This past week, a group of Marquette students released a newsmagazine titled The Warrior. Conservative Weblogs have heralded The Warrior as an alternative source to The Marquette Tribune, which Warrior staffers have said does not represent students and is merely a propaganda arm of the university. The Tribune thoroughly disagrees with this claim. However in the spirit of the First Amendment, we welcome the new publication to campus.
Our Founding Fathers strongly believed in the free exchange of ideas in order to create an informed citizenry. This principle has been essential to the success of the American experience. People in this country are expected to participate in public discourse and in government. They participate not only to sustain our democracy but also to improve it.

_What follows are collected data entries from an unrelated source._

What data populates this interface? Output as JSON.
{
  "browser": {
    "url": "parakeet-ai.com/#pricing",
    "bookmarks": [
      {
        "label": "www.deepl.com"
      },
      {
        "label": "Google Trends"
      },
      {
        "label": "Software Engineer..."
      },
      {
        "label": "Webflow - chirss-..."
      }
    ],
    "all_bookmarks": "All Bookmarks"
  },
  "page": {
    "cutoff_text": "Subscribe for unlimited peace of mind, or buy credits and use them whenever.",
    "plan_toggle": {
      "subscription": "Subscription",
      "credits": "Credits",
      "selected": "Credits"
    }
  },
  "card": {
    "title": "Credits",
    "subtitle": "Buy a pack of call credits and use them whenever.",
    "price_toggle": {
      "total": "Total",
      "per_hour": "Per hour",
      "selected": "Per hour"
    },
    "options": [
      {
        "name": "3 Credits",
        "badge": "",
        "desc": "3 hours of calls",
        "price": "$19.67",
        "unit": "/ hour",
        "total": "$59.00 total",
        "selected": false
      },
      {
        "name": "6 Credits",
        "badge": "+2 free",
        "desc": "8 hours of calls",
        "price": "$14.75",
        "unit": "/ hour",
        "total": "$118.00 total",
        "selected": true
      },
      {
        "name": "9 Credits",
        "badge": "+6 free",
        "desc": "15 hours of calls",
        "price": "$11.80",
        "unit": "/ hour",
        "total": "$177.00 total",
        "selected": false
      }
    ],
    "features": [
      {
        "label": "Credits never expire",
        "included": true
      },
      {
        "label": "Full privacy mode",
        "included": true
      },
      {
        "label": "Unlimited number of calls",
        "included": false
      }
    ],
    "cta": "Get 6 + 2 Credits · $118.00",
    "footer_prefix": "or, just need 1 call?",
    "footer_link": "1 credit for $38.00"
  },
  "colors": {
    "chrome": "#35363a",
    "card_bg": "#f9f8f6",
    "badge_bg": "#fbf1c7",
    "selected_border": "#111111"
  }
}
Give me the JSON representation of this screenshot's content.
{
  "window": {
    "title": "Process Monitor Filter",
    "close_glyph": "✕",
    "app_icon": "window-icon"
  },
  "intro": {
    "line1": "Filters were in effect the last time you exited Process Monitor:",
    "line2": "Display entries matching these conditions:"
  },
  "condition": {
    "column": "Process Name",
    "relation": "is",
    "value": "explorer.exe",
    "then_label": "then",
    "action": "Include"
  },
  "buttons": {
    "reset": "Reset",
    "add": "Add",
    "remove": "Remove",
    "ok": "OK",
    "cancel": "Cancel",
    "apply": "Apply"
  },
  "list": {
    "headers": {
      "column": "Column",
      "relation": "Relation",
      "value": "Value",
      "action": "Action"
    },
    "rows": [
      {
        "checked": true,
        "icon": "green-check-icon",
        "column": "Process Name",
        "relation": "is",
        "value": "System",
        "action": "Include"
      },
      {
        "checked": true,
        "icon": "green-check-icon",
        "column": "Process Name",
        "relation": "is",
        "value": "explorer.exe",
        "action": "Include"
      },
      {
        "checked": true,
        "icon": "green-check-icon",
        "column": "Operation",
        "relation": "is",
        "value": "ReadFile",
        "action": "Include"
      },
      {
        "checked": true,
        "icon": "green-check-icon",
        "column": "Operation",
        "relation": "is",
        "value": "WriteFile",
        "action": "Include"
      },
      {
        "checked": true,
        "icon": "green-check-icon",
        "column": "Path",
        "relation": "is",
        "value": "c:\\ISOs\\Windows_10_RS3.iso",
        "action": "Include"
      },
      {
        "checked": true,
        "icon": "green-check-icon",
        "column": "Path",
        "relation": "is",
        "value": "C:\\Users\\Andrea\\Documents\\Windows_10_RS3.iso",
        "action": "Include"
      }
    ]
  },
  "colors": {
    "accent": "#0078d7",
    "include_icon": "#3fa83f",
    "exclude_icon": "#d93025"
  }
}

The addition of another student publication to the Marquette campus is in keeping with our American heritage. Any attempt to censor or intimidate members of The Warrior is not becoming of Americans or of Marquette students.
The objective of any news publication is to inform its readership in a fair and objective manner about important events and issues facing the community. Facts must tell the story, not ideological presuppositions. This is a standard the Tribune holds dear and strives to fulfill. Although we are published by the university, our goal has always been to give an objective view of the news and events in the Marquette community, free of any influence from the administration and from political ideologies.
In a letter to readers, Warrior editor Diana Sroka guarantees the publication will give readers the truth. We hope the Warrior will hold itself accountable to this claim and in doing so objectively, discredit critics who denounced it as a news magazine with a conservative agenda.
Having two newspapers at Marquette committed to pursuing the truth will benefit everyone. Competition between the two papers will undoubtedly make both strive to better serve readers. The staffs of the Tribune and The Warrior will push themselves further, work harder and better present news regarding Marquette and its surrounding community.
It's a great day to be a journalist.